Le CEB lui réclame Rs 10250 pour un jour de consommation

Par Najette Toorab O commentaire
CEB

C’est une facture qui a un goût très… amer. Madeo a célébré le mariage de son fils en août dernier. Il se retrouve avec une facture d’électricité d’un montant de Rs 11 630. Cet habitant de Camp-de-Masque est surpris de cette somme exorbitante réclamée par le Central Electricity Board.

«Effectivement, j’ai fait une demande d’un compteur additionnel et temporaire  en raison de la célébration des noces de mon fils. J’ai pu bénéficier du service pour un seul jour, soit le mercredi 9 août jusqu’à 22 heures. Le lendemain, l’événement s’est déroulé dans une salle et aucun appareil électrique n’était en marche. Dans l’après-midi, vers 18 heures, le bruit d’une explosion a retenti dans la cour. Quelques secondes après, il y a une coupure générale d’électricité dans la maison », raconte Madeo.

En sortant pour voir ce qui a causé cette explosion, cet habitant de Camp-de-Masque constate que c’est un court-circuit provenant du compteur additionnel du Central Electicity Board (CEB). « Tout de suite, j’ai informé le CEB. Des officiers sont venus vérifier l’appareil. Ils ont ensuite connecté l’électricité directement avec le compteur normal. » Deux jours après, il reçoit une facture d’un montant de Rs 11 630, dont Rs 10 250 pour l’utilisation de 821 unités pour un seul jour (9 août) et Rs 1 380 pour le remboursement du compteur brûlé.

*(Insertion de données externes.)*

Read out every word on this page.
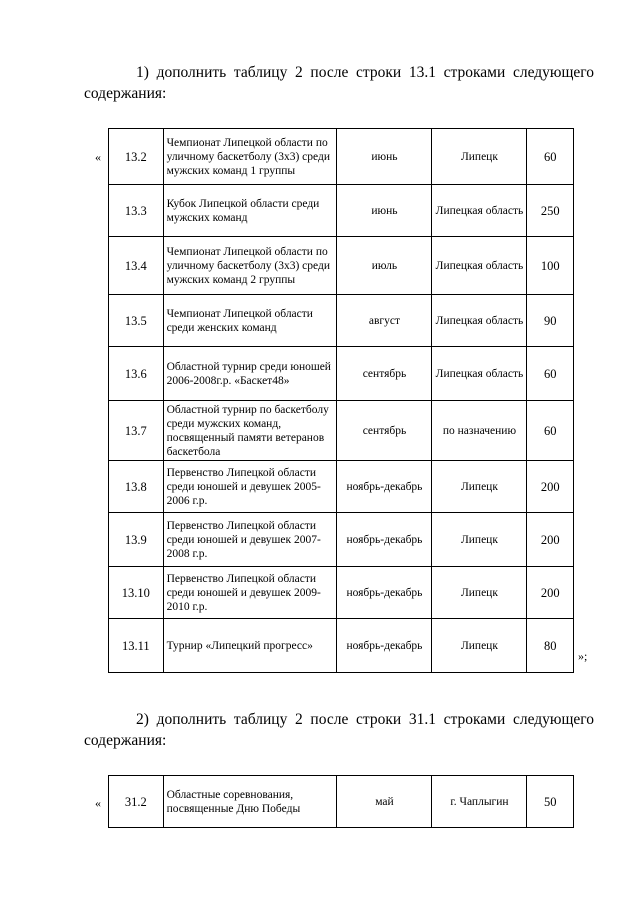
1) дополнить таблицу 2 после строки 13.1 строками следующего
содержания:
« 13.2	Чемпионат Липецкой области по уличному баскетболу (3х3) среди мужских команд 1 группы	июнь	Липецк	60
13.3	Кубок Липецкой области среди мужских команд	июнь	Липецкая область	250
13.4	Чемпионат Липецкой области по уличному баскетболу (3х3) среди мужских команд 2 группы	июль	Липецкая область	100
13.5	Чемпионат Липецкой области среди женских команд	август	Липецкая область	90
13.6	Областной турнир среди юношей 2006-2008г.р. «Баскет48»	сентябрь	Липецкая область	60
13.7	Областной турнир по баскетболу среди мужских команд, посвященный памяти ветеранов баскетбола	сентябрь	по назначению	60
13.8	Первенство Липецкой области среди юношей и девушек 2005-2006 г.р.	ноябрь-декабрь	Липецк	200
13.9	Первенство Липецкой области среди юношей и девушек 2007-2008 г.р.	ноябрь-декабрь	Липецк	200
13.10	Первенство Липецкой области среди юношей и девушек 2009-2010 г.р.	ноябрь-декабрь	Липецк	200
13.11	Турнир «Липецкий прогресс»	ноябрь-декабрь	Липецк	80
»;
2) дополнить таблицу 2 после строки 31.1 строками следующего
содержания:
« 31.2	Областные соревнования, посвященные Дню Победы	май	г. Чаплыгин	50
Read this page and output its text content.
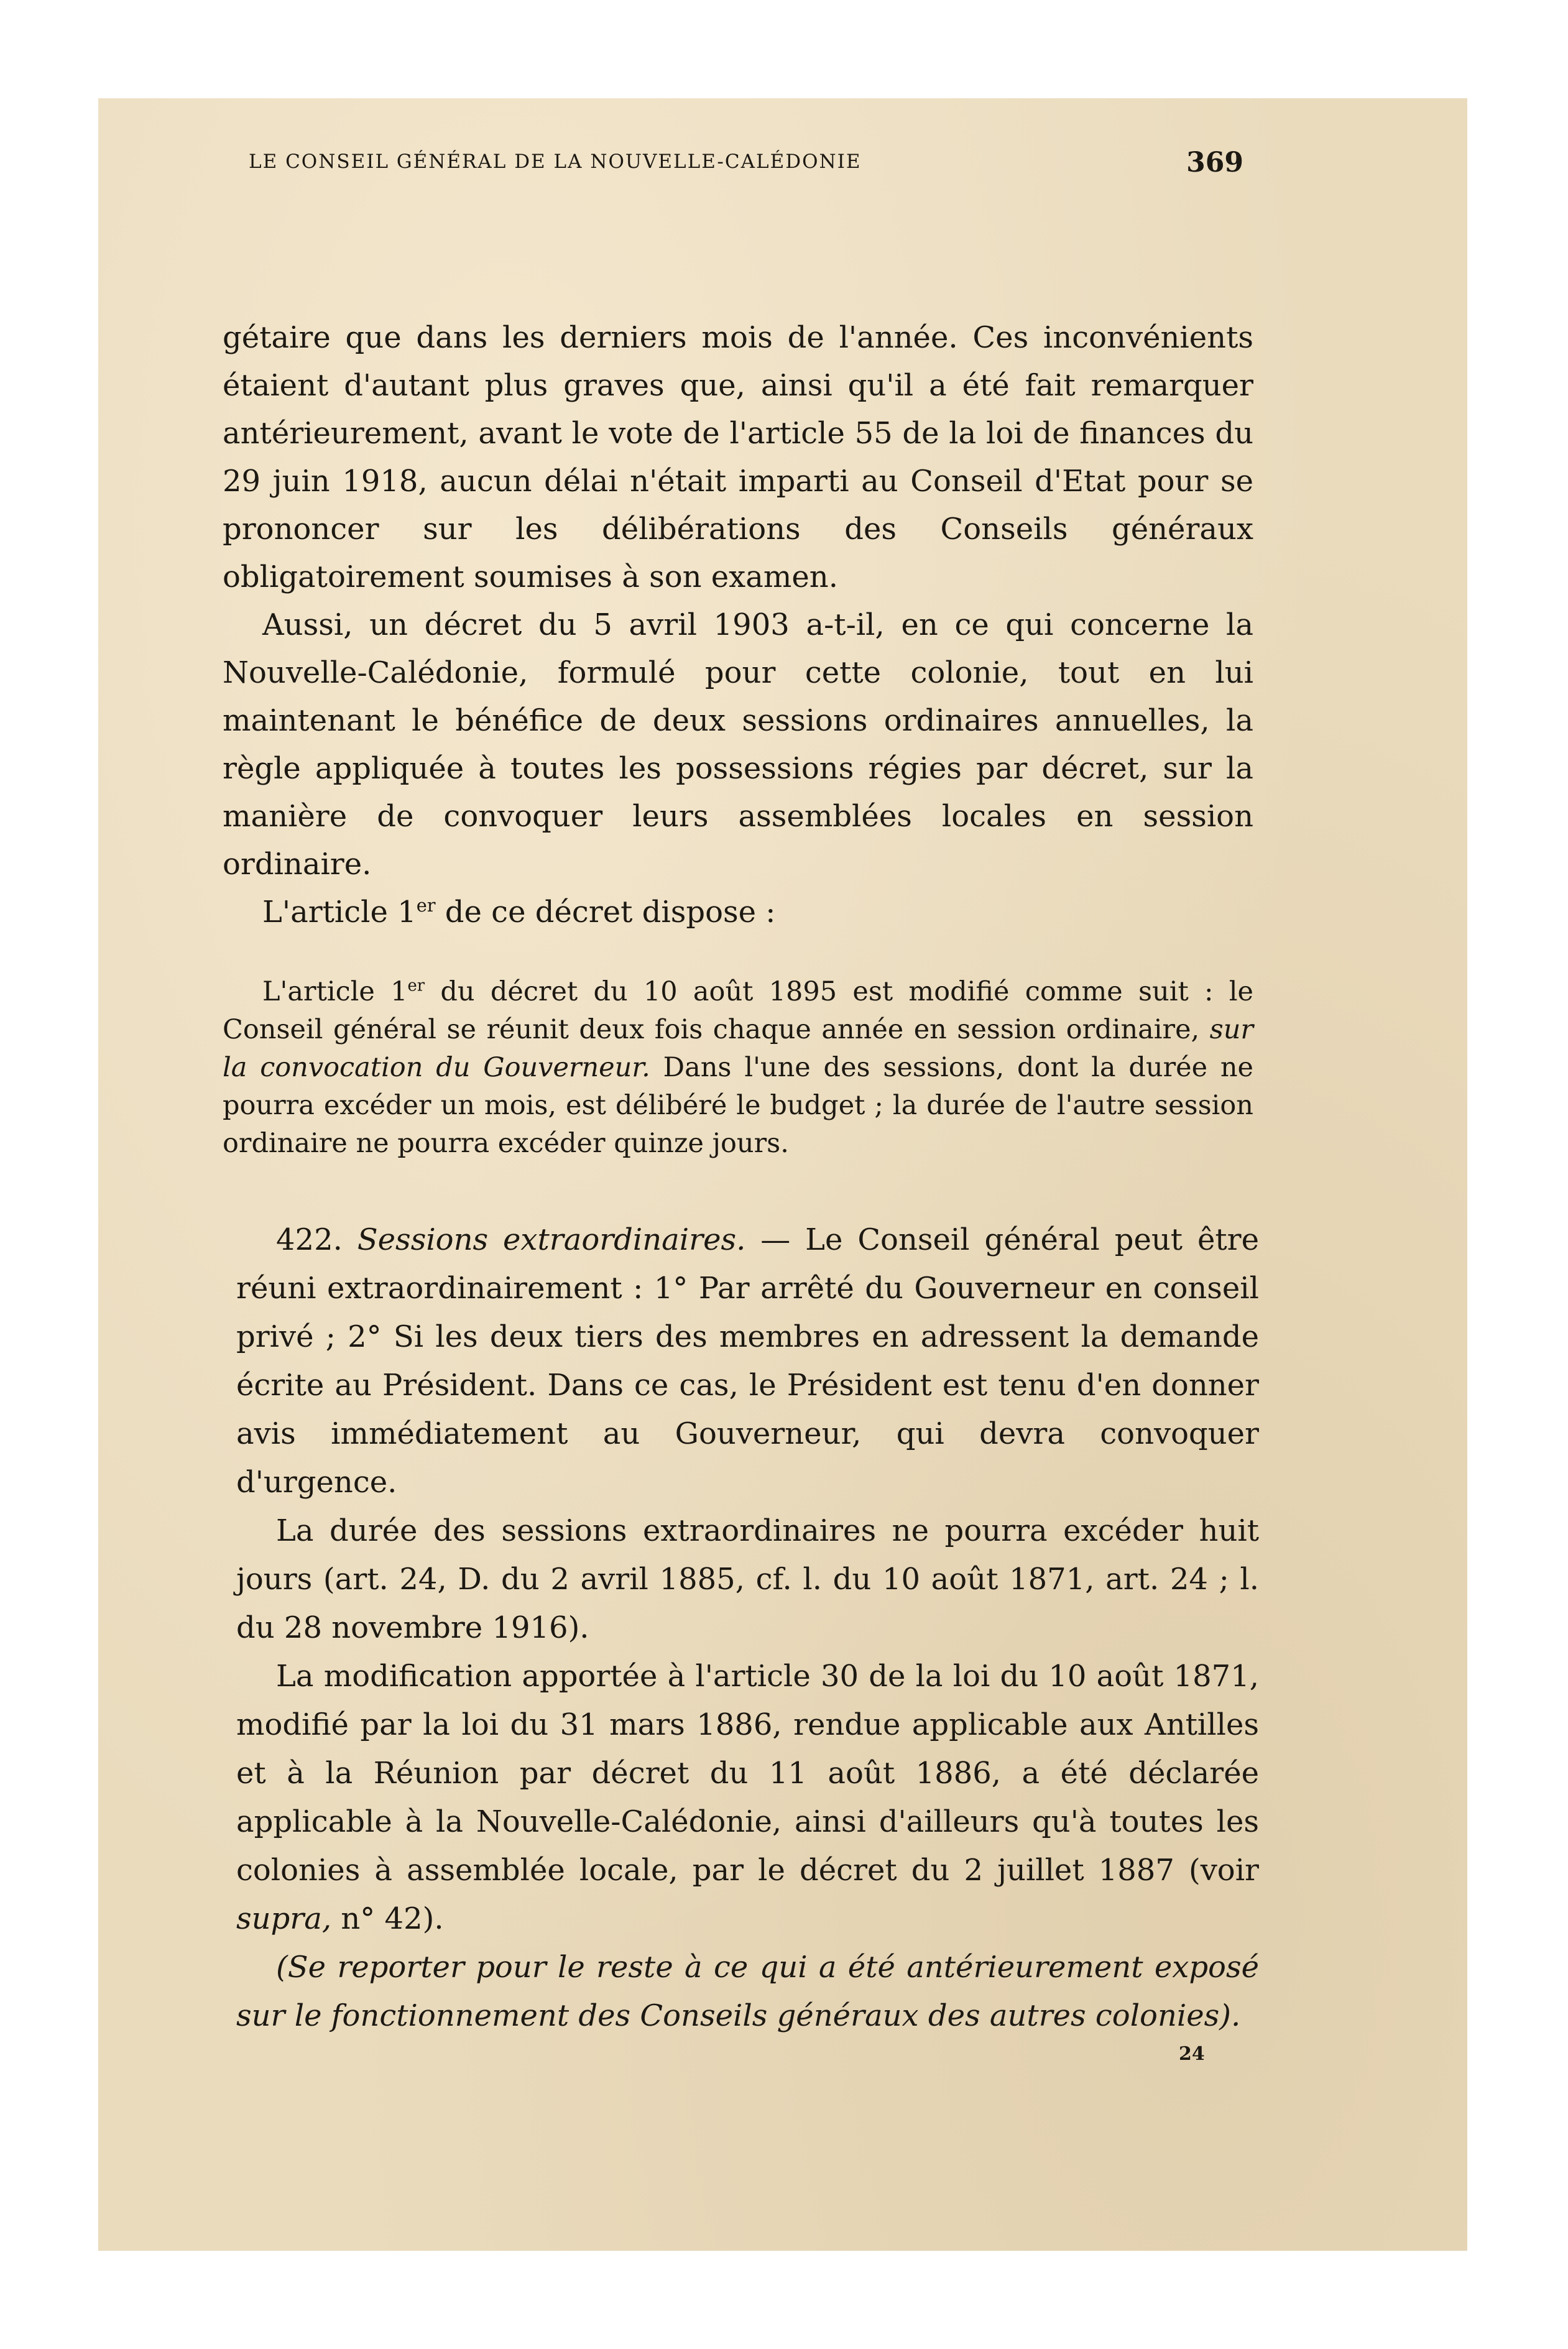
LE CONSEIL GÉNÉRAL DE LA NOUVELLE-CALÉDONIE	369

gétaire que dans les derniers mois de l'année. Ces inconvénients étaient d'autant plus graves que, ainsi qu'il a été fait remarquer antérieurement, avant le vote de l'article 55 de la loi de finances du 29 juin 1918, aucun délai n'était imparti au Conseil d'Etat pour se prononcer sur les délibérations des Conseils généraux obligatoirement soumises à son examen.

Aussi, un décret du 5 avril 1903 a-t-il, en ce qui concerne la Nouvelle-Calédonie, formulé pour cette colonie, tout en lui maintenant le bénéfice de deux sessions ordinaires annuelles, la règle appliquée à toutes les possessions régies par décret, sur la manière de convoquer leurs assemblées locales en session ordinaire.

L'article 1er de ce décret dispose :

L'article 1er du décret du 10 août 1895 est modifié comme suit : le Conseil général se réunit deux fois chaque année en session ordinaire, sur la convocation du Gouverneur. Dans l'une des sessions, dont la durée ne pourra excéder un mois, est délibéré le budget ; la durée de l'autre session ordinaire ne pourra excéder quinze jours.

422. Sessions extraordinaires. — Le Conseil général peut être réuni extraordinairement : 1° Par arrêté du Gouverneur en conseil privé ; 2° Si les deux tiers des membres en adressent la demande écrite au Président. Dans ce cas, le Président est tenu d'en donner avis immédiatement au Gouverneur, qui devra convoquer d'urgence.

La durée des sessions extraordinaires ne pourra excéder huit jours (art. 24, D. du 2 avril 1885, cf. l. du 10 août 1871, art. 24 ; l. du 28 novembre 1916).

La modification apportée à l'article 30 de la loi du 10 août 1871, modifié par la loi du 31 mars 1886, rendue applicable aux Antilles et à la Réunion par décret du 11 août 1886, a été déclarée applicable à la Nouvelle-Calédonie, ainsi d'ailleurs qu'à toutes les colonies à assemblée locale, par le décret du 2 juillet 1887 (voir supra, n° 42).

(Se reporter pour le reste à ce qui a été antérieurement exposé sur le fonctionnement des Conseils généraux des autres colonies).

24
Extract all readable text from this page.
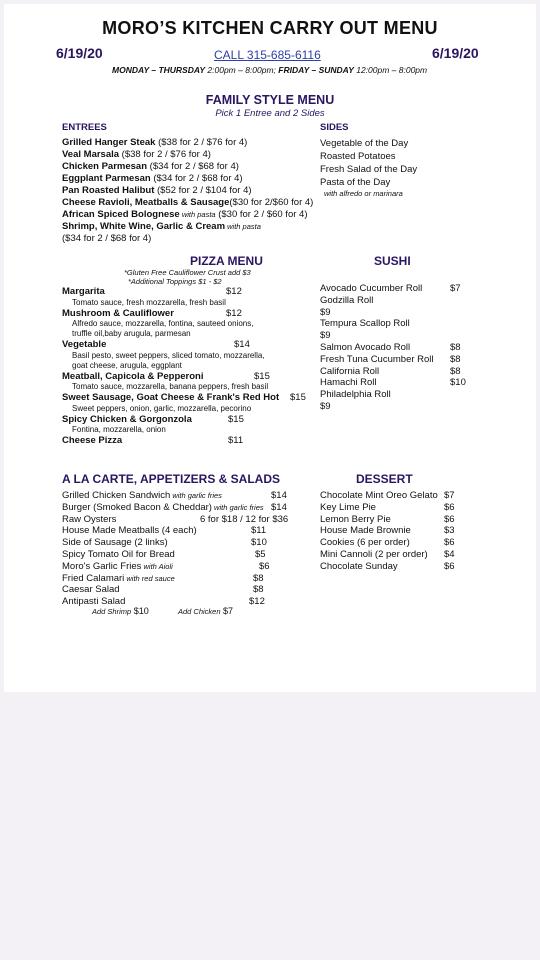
MORO’S KITCHEN CARRY OUT MENU
6/19/20	6/19/20
CALL 315-685-6116
MONDAY – THURSDAY 2:00pm – 8:00pm; FRIDAY – SUNDAY 12:00pm – 8:00pm
FAMILY STYLE MENU
Pick 1 Entree and 2 Sides
ENTREES	SIDES
Grilled Hanger Steak ($38 for 2 / $76 for 4)
Veal Marsala ($38 for 2 / $76 for 4)
Chicken Parmesan ($34 for 2 / $68 for 4)
Eggplant Parmesan ($34 for 2 / $68 for 4)
Pan Roasted Halibut ($52 for 2 / $104 for 4)
Cheese Ravioli, Meatballs & Sausage($30 for 2/$60 for 4)
African Spiced Bolognese with pasta ($30 for 2 / $60 for 4)
Shrimp, White Wine, Garlic & Cream with pasta
($34 for 2 / $68 for 4)
Vegetable of the Day
Roasted Potatoes
Fresh Salad of the Day
Pasta of the Day
with alfredo or marinara
PIZZA MENU
*Gluten Free Cauliflower Crust add $3
*Additional Toppings $1 - $2
Margarita	$12
Tomato sauce, fresh mozzarella, fresh basil
Mushroom & Cauliflower	$12
Alfredo sauce, mozzarella, fontina, sauteed onions,
truffle oil,baby arugula, parmesan
Vegetable	$14
Basil pesto, sweet peppers, sliced tomato, mozzarella,
goat cheese, arugula, eggplant
Meatball, Capicola & Pepperoni	$15
Tomato sauce, mozzarella, banana peppers, fresh basil
Sweet Sausage, Goat Cheese & Frank's Red Hot $15
Sweet peppers, onion, garlic, mozzarella, pecorino
Spicy Chicken & Gorgonzola	$15
Fontina, mozzarella, onion
Cheese Pizza	$11
SUSHI
Avocado Cucumber Roll	$7
Godzilla Roll
$9
Tempura Scallop Roll
$9
Salmon Avocado Roll	$8
Fresh Tuna Cucumber Roll $8
California Roll	$8
Hamachi Roll	$10
Philadelphia Roll
$9
A LA CARTE, APPETIZERS & SALADS
Grilled Chicken Sandwich with garlic fries	$14
Burger (Smoked Bacon & Cheddar) with garlic fries $14
Raw Oysters	6 for $18 / 12 for $36
House Made Meatballs (4 each)	$11
Side of Sausage (2 links)	$10
Spicy Tomato Oil for Bread	$5
Moro's Garlic Fries with Aioli	$6
Fried Calamari with red sauce	$8
Caesar Salad	$8
Antipasti Salad	$12
Add Shrimp $10	Add Chicken $7
DESSERT
Chocolate Mint Oreo Gelato $7
Key Lime Pie	$6
Lemon Berry Pie	$6
House Made Brownie	$3
Cookies (6 per order)	$6
Mini Cannoli (2 per order) $4
Chocolate Sunday	$6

N’acceptant pas cette somme exorbitante, il s’est rendu au bureau du CEB, à Ébène, pour obtenir des explications. Il y a rencontré trois officiers. Ces derniers lui ont expliqué qu’il a été facturé pour un overloading. Toutefois, ce sont des termes qu’il ne comprend guère et quand il réclame des précisions, on lui donne, selon lui, des informations contradictoires.

Sollicité pour de plus amples informations à ce sujet, Deven Anacootee, responsable de communication au ministère des Services publics, avance qu’il importe de savoir quand
« un consommateur sollicite un compteur additionnel temporaire, on lui demande de fournir une estimation de la consommation prévue par rapport aux appareils : sonorisation, orchestre, entre autres. » Madeo, lui, est catégorique : « Je n’ai pas été interrogé sur ce point. » Il explique que les officiers lui ont déclaré qu’ils se sont fondés sur la consommation pour le mariage de sa fille dans le passé. « Ce mariage a eu lieu, il y a 10 ans. Ils m’ont expliqué qu’ils procèderaient de la même façon. Le CEB doit s’assurer qu’il n’y a pas de surcharge avant de mettre un compteur à la disposition du consommateur. Cela peut être dangereux pour les habitants de la maison. Il faut prendre des précautions pour que de tels problèmes ne se répètent pas. »

« Une enquête doit être ouverte pour établir les circonstances de cet incident et avoir des précisions sur le cas de Madeo », nous informe Deven Anacootee. Rendez-vous a été pris entre les parties.